Dans un arrêt du 29 octobre 2009, la chambre de l'instruction de la cour d'appel de Paris avait déclaré irrecevable la constitution de partie civile de l'association Transparence International France contre trois chefs d'Etat étrangers et certaines personnes de leur entourage, des chefs de détournement de fonds publics, blanchiment, abus de biens sociaux, complicité de ces infractions, abus de confiance et recel, dans la très médiatique affaire des "biens mal acquis" (CA Paris, Pôle 7, 2ème ch., 29 octobre 2009, n° 2009/03948
N° Lexbase : A1264EQU ; lire
N° Lexbase : N1610BNX). Dans un arrêt du 9 novembre 2010, la Chambre criminelle de la Cour de cassation casse l'arrêt des juges parisiens, déclare recevable en l'état la constitution de partie civile et ordonne le retour du dossier au juge d'instruction du tribunal de grande instance de Paris afin de poursuivre l'information (Cass. crim., 9 novembre 2010, n° 09-88.272, F-D
N° Lexbase : A4182GGY). Elle rappelle, au visa des articles 2 (
N° Lexbase : L6998A4X), 3 (
N° Lexbase : L7014A4K) et 85 (
N° Lexbase : L8627HWG) du Code de procédure pénale que, pour qu'une constitution de partie civile soit recevable devant la juridiction d'instruction, il suffit que les circonstances sur lesquelles elle s'appuie permettent au juge d'admettre comme possible l'existence du préjudice allégué et la relation directe de celui-ci avec une infraction à la loi pénale.
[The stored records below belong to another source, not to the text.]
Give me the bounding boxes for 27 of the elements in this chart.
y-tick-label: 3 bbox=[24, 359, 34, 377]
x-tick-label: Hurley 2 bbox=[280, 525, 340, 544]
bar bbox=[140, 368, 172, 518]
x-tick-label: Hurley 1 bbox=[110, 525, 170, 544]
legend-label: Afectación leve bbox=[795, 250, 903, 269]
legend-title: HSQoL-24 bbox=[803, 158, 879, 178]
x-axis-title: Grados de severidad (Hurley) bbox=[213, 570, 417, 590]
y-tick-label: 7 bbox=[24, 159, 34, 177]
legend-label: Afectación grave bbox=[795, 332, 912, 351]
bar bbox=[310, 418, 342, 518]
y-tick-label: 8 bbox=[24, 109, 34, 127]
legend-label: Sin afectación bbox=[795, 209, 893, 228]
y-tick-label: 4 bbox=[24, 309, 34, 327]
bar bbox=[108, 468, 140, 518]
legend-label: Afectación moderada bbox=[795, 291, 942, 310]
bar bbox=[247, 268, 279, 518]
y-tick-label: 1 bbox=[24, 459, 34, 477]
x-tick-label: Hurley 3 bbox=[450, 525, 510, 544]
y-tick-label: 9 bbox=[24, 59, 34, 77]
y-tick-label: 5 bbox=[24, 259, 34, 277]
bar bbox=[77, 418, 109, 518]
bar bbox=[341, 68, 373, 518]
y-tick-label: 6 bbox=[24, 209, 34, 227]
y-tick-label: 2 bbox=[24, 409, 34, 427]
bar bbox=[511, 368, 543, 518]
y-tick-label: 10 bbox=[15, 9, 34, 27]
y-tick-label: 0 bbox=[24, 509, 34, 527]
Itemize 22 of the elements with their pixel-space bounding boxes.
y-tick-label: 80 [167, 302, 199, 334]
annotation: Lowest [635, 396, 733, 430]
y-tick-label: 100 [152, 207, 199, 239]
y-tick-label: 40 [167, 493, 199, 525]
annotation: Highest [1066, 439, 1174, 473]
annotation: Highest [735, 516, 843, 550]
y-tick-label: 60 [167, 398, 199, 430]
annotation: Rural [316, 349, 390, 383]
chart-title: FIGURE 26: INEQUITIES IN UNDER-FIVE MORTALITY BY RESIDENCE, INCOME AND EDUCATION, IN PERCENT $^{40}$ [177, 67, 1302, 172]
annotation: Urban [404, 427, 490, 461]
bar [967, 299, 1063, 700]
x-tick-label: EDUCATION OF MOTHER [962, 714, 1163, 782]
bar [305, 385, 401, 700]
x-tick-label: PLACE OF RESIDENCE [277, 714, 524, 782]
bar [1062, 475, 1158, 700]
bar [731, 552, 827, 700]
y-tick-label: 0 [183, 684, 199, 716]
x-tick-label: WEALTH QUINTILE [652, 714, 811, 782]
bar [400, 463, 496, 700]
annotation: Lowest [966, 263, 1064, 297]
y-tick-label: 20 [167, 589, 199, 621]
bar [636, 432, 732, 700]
Or, pour infirmer la décision du juge d'instruction, sur appel du ministère public, la cour d'appel avait retenu notamment que seules la diffusion d'un bulletin d'information et l'organisation d'un colloque, en 2007, peuvent être attribuées à la partie civile et que celle-ci ne justifie pas d'un préjudice personnel, économique, directement causé par les infractions qu'elle dénonce. Les juges avaient ajouté, relève la Cour, que l'objet de l'association est la prévention et la lutte contre la corruption, prise dans une définition très large. Ils en avaient alors déduit que l'association entend se substituer aux Etats dans l'exercice de l'action publique alors que la recevabilité de l'action d'une association suppose une proximité et une adéquation créant un lien fort et spécifique entre celle-ci et une catégorie de comportements illégaux qui portent atteinte au but et à l'objet de sa mission. Mais, en prononçant ainsi, par des motifs pour partie inopérants tenant à la définition large de la corruption que la partie civile entend, selon ses statuts, prévenir et combattre, alors qu'à les supposer établis les délits poursuivis, spécialement le recel et le blanchiment en France de biens financés par des détournements de fonds publics, eux-mêmes favorisés par des pratiques de corruption mais distincts de cette infraction, seraient de nature à causer à l'association Transparence International France un préjudice direct et personnel en raison de la spécificité du but et de l'objet de sa mission, la chambre de l'instruction a méconnu le sens et la portée du principe ci-dessus rappelé.